QA firm Keywords Studios has beat its financial projections for the year following its decision to go public last July.
The company, listed on the London AIM, increased revenue by 14 per cent to €16.4m for the year ending December 31st 2013. The firm also reported profits of €2.5m, slightly down from the year prior.
Financial projections had previously been lowered after the firm claimed publishers were holding back games for the PS3 and Xbox 360 as they prepared to the launch of the PS4 and Xbox One.
Despite this though the firm picked up a number of new clients in 2013 including Blizzard, Supercell, King, Disney and Kixeye.
Since the end of last year, Keywords has worked on expanding its operations through the acquisitions of games voice production services company Liquid Violet and another QA firm, Babel Media.
Speaking to Develop, Keywords CEO Andrew Day admitted there had been some uncertainty around new console platforms following its decision to go public, but was confident of a stronger 2014.

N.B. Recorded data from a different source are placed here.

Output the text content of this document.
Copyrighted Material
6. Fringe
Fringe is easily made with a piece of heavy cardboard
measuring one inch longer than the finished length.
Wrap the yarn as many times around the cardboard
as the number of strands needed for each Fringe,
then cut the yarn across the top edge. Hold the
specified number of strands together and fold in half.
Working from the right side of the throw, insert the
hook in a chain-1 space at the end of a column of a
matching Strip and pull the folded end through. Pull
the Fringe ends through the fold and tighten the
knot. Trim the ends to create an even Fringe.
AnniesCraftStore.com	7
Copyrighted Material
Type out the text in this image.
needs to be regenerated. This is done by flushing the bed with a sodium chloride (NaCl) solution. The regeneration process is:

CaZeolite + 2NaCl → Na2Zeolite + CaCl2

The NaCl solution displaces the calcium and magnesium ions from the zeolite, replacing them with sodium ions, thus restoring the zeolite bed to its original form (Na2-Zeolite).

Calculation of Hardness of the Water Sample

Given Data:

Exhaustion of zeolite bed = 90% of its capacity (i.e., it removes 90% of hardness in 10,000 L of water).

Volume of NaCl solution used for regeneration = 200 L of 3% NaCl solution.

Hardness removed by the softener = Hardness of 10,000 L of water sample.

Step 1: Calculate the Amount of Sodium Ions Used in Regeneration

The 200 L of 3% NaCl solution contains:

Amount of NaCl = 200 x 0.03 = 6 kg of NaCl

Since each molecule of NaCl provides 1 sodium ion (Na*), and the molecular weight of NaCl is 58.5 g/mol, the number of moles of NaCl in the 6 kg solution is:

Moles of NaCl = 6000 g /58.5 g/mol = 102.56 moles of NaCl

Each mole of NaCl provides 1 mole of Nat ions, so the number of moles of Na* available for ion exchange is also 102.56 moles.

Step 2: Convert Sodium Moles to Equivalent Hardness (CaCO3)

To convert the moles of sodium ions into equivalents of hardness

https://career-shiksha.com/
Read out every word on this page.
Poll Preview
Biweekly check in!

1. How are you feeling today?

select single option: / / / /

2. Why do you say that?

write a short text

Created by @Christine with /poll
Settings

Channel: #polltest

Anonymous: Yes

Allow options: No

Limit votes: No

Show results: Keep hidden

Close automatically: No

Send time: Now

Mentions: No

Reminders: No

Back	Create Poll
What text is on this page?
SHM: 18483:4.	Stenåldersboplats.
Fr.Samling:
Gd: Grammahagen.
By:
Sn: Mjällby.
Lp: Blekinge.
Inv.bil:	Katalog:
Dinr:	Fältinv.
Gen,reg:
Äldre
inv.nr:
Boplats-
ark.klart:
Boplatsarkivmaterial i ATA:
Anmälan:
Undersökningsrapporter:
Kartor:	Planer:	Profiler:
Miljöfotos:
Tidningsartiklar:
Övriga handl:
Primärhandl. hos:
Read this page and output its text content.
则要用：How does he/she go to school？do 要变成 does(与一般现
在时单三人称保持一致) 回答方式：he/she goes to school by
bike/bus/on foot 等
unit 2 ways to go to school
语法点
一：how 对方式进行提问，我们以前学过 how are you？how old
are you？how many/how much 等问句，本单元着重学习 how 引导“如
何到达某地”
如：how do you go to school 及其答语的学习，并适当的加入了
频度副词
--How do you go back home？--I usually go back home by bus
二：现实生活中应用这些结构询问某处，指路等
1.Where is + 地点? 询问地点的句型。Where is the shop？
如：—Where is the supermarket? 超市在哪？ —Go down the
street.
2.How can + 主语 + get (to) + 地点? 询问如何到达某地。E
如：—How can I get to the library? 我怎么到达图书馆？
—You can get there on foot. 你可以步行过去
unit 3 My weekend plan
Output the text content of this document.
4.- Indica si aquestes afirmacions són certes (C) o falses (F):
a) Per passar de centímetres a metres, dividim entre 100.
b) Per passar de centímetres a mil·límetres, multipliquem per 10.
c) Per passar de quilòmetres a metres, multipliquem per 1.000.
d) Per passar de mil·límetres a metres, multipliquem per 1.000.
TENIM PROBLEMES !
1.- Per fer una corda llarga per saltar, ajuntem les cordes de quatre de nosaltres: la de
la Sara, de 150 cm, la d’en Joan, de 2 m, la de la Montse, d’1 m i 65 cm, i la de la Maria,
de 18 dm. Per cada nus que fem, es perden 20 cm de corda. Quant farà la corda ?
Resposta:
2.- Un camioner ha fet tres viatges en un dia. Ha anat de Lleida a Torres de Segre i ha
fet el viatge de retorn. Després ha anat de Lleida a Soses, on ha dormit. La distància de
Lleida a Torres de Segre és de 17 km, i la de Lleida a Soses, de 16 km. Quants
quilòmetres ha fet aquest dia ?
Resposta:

"In the end the year turned out as we had expected it too although initially we were a bit unsettled by the launch of the new consoles," said Day.
"We expected them to turn up a little earlier in the year than they ended up doing. Along with others in the industry we saw various games being pushed back and we were slightly surprised by Microsoft’s decision not to launch in all territories simultaneously."
He added: "We’re hopeful for continued strong organic growth and that’s definitely a continuing feature of our business. Every indication we see in talking to clients and listening to the market place in general points to 2014 being a good year, and we fully expect to capitalise on that both in terms of just growing with the market but also continuing to gain market share.
"In addition to that we’ve made some acquisitions at the beginning of this year, with Liquid Violet and Babel, and we’ll making other acquisitions during the course of the year. So we expect to emerge in even stronger shape at the end of 2014."
Day went on to say he expected companies to continue outsourcing QA work even more moving into the new generation of consoles, and questioned why publishers would want there own large in-house testing operations.
"I think it’s strange if a publisher wants to have 300 QA staff on their headcount," he said.
"In my mind it doesn’t make sense. If you’ve got a credible alternative, it definitely makes sense to outsource and convert what is otherwise a fixed cost into a variable cost."